Nutzpilze als Endophyten: Schutz von innen heraus
Das Projekt konzentriert sich auf die Wirkung spezieller Nutzpilze, sogenannte Endophyten, die auf Pflanzen oder Saatgut aufgebracht werden. Diese Pilze sollen in die Pflanzen einwachsen, sie besiedeln und dort weiterleben. Die Entwicklung unterschiedlicher Formulierungen wie Sprays, Kapseln oder mit Pilzen ummanteltes Saatgut (gecoatetes Saatgut) soll sicherstellen, dass die Pilze sowohl im Labor als auch auf dem Feld die Pflanzen besiedeln und im Pflanzengewebe mitwachsen können.
Die Erkenntnis, dass diese insektenabtötenden Nutzpilze in den Pflanzen mitwachsen, ist relativ neu. Während dieser Prozess für die Pflanzen unschädlich ist, nehmen Insekten beim Fressen oder Saugen an der Pflanze den Pilz auf und sterben innerhalb weniger Tage ab. Dies bedeutet, dass nur die Insekten getötet werden, die direkt an der Pflanze fressen oder saugen.
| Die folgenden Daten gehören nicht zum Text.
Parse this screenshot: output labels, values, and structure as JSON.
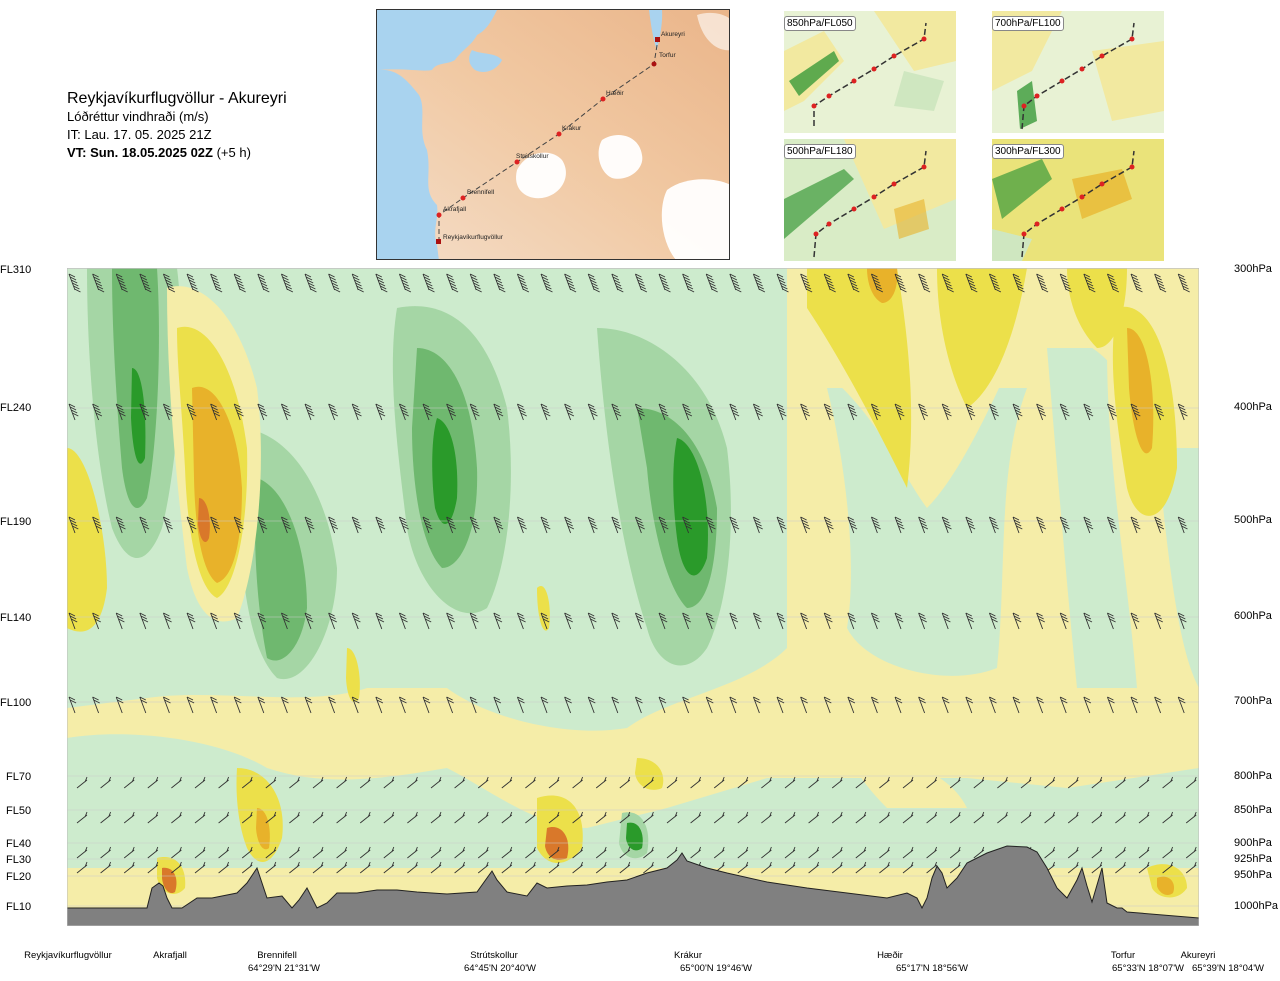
{
  "title": {
    "route": "Reykjavíkurflugvöllur - Akureyri",
    "subtitle": "Lóðréttur vindhraði (m/s)",
    "issue_time": "IT: Lau. 17. 05. 2025 21Z",
    "valid_prefix": "VT: Sun. 18.05.2025 02Z",
    "valid_suffix": " (+5 h)"
  },
  "route_map": {
    "waypoints": [
      "Reykjavíkurflugvöllur",
      "Akrafjall",
      "Brennifell",
      "Strútskollur",
      "Krákur",
      "Hæðir",
      "Torfur",
      "Akureyri"
    ]
  },
  "mini_maps": [
    {
      "label": "850hPa/FL050"
    },
    {
      "label": "700hPa/FL100"
    },
    {
      "label": "500hPa/FL180"
    },
    {
      "label": "300hPa/FL300"
    }
  ],
  "levels_left": [
    "FL310",
    "FL240",
    "FL190",
    "FL140",
    "FL100",
    "FL70",
    "FL50",
    "FL40",
    "FL30",
    "FL20",
    "FL10"
  ],
  "levels_right": [
    "300hPa",
    "400hPa",
    "500hPa",
    "600hPa",
    "700hPa",
    "800hPa",
    "850hPa",
    "900hPa",
    "925hPa",
    "950hPa",
    "1000hPa"
  ],
  "locations": [
    {
      "name": "Reykjavíkurflugvöllur",
      "coord": ""
    },
    {
      "name": "Akrafjall",
      "coord": ""
    },
    {
      "name": "Brennifell",
      "coord": "64°29'N 21°31'W"
    },
    {
      "name": "Strútskollur",
      "coord": "64°45'N 20°40'W"
    },
    {
      "name": "Krákur",
      "coord": "65°00'N 19°46'W"
    },
    {
      "name": "Hæðir",
      "coord": "65°17'N 18°56'W"
    },
    {
      "name": "Torfur",
      "coord": "65°33'N 18°07'W"
    },
    {
      "name": "Akureyri",
      "coord": "65°39'N 18°04'W"
    }
  ],
  "colors": {
    "strong_sink": "#2a9a2a",
    "mid_sink": "#6fb86f",
    "light_sink": "#a5d6a5",
    "weak_sink": "#cdebcd",
    "neutral": "#f7fbe9",
    "weak_rise": "#f5eda8",
    "light_rise": "#ece04a",
    "mid_rise": "#e8b22a",
    "strong_rise": "#d9782a",
    "terrain": "#808080",
    "route_marker": "#dd2222"
  },
  "chart_data": {
    "type": "heatmap",
    "title": "Reykjavíkurflugvöllur - Akureyri",
    "variable": "Lóðréttur vindhraði (m/s)",
    "y_levels_hPa": [
      300,
      400,
      500,
      600,
      700,
      800,
      850,
      900,
      925,
      950,
      1000
    ],
    "y_levels_FL": [
      "FL310",
      "FL240",
      "FL190",
      "FL140",
      "FL100",
      "FL70",
      "FL50",
      "FL40",
      "FL30",
      "FL20",
      "FL10"
    ],
    "x_locations": [
      "Reykjavíkurflugvöllur",
      "Akrafjall",
      "Brennifell",
      "Strútskollur",
      "Krákur",
      "Hæðir",
      "Torfur",
      "Akureyri"
    ],
    "colorbar": "none shown",
    "grid": true
  }
}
Um Natur und Verbraucher zu schützen, brauchen wir neue umweltschonende Strategien gegen Pflanzenkrankheiten und Schädlinge.
Dies betont Dr. Heinrich Bottermann, Generalsekretär der DBU. Professor Dr. Anant Patel von der FH Bielefeld, Projektleiter, ergänzt:
Unser Ziel sind biologische Pflanzenschutzmittel, die besonders für den ökologischen Landbau geeignet sind, der keine chemischen Insektizide verwenden darf. Wir wollen aber auch den konventionellen Landbau erreichen. Am Beispiel von Kartoffeln und Tomaten untersuchen wir die Wirkung spezieller Nutzpilze, sogenannter Endophyten, als biologische Pflanzenschutzmittel, die auf die Pflanzen oder das Saatgut aufgebracht werden.
Anwendungsbereiche und ökologische Vorteile des biologischen Verfahrens
Das innovative biologische Verfahren soll Pflanzen dauerhaft schützen und eignet sich sowohl für den ökologischen Gemüseanbau als auch für die konventionelle Landwirtschaft. Es bietet eine Alternative zur Reduzierung des Einsatzes chemisch-synthetischer Insektizide. Das Verfahren birgt keine bekannten ökologischen Risiken.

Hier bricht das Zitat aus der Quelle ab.